Kaum Nuh setelah tenggelam dimasukkan ke dalam neraka karena kesalahan-kesalahan mereka, dan mereka tidak mendapat penolong selain Allah (QS. Nuh: 25).

Selain ayat-ayat yang sangat jelas seperti yang disebutkan sebelumnya, ada juga rangkaian ayat lain yang dapat digunakan sebagai dalil untuk mendukung keabadian roh manusia setelah kematian tubuh. Surah al-Mukminun: 99-100 menyatakan bahwa ketika kematian datang kepada orang-orang kafir, mereka meminta kembali ke dunia untuk berbuat kebaikan yang telah mereka tinggalkan. Namun, mereka ditahan di suatu tempat hingga hari kebangkitan tiba. Tidak mungkin tubuh yang ditahan karena tubuh telah hancur, sehingga yang ditahan adalah roh, menegaskan keabadian roh.

Surah al-An’am: 93 menggambarkan ketakutan orang-orang zalim pada saat sakratul maut, di mana mereka disiksa oleh malaikat.
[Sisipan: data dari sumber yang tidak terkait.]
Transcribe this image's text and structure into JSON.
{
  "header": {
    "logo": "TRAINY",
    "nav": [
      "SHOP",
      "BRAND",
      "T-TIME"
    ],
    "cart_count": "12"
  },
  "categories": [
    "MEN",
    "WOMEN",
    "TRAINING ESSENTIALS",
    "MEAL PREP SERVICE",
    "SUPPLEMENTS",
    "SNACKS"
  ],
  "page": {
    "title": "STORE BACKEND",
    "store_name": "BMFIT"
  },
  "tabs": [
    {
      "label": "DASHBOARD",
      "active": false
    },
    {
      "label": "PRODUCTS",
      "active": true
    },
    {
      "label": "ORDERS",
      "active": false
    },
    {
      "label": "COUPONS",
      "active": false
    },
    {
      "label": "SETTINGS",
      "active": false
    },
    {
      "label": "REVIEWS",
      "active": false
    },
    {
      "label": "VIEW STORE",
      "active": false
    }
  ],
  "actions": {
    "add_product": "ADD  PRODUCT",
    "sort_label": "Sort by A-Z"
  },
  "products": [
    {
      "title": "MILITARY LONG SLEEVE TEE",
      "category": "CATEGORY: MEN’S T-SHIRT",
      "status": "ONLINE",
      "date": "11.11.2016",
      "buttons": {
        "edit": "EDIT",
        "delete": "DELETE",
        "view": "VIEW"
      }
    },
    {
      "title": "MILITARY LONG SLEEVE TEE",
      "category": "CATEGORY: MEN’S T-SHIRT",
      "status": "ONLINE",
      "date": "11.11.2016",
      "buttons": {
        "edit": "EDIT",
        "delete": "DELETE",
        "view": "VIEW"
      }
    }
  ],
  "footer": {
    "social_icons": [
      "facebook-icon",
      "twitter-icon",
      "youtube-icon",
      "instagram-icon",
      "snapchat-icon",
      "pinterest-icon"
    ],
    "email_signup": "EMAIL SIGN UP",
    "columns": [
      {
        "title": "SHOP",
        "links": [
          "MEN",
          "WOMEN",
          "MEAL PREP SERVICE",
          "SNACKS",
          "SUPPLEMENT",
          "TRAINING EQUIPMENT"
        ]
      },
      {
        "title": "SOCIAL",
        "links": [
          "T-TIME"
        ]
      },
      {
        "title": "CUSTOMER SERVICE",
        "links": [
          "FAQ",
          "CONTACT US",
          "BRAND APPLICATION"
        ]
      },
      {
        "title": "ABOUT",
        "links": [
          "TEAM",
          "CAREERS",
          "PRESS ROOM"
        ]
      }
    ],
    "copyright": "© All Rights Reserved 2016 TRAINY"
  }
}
Hal ini menunjukkan adanya kehidupan setelah kematian.

Surah al-Anfal: 50-52 menjelaskan siksaan yang diterima oleh orang-orang kafir oleh para malaikat saat mencabut nyawa mereka, menunjukkan bahwa mereka masih hidup di alam lain setelah meninggal.

Surah Muhammad: 27 juga menunjukkan adanya kehidupan setelah kematian, di mana malaikat mencabut nyawa mereka dan memukul wajah dan punggung mereka.

Semua ayat ini menunjukkan bahwa kehidupan setelah kematian adalah nyata, dan bahwa roh manusia abadi setelah meninggalkan tubuhnya.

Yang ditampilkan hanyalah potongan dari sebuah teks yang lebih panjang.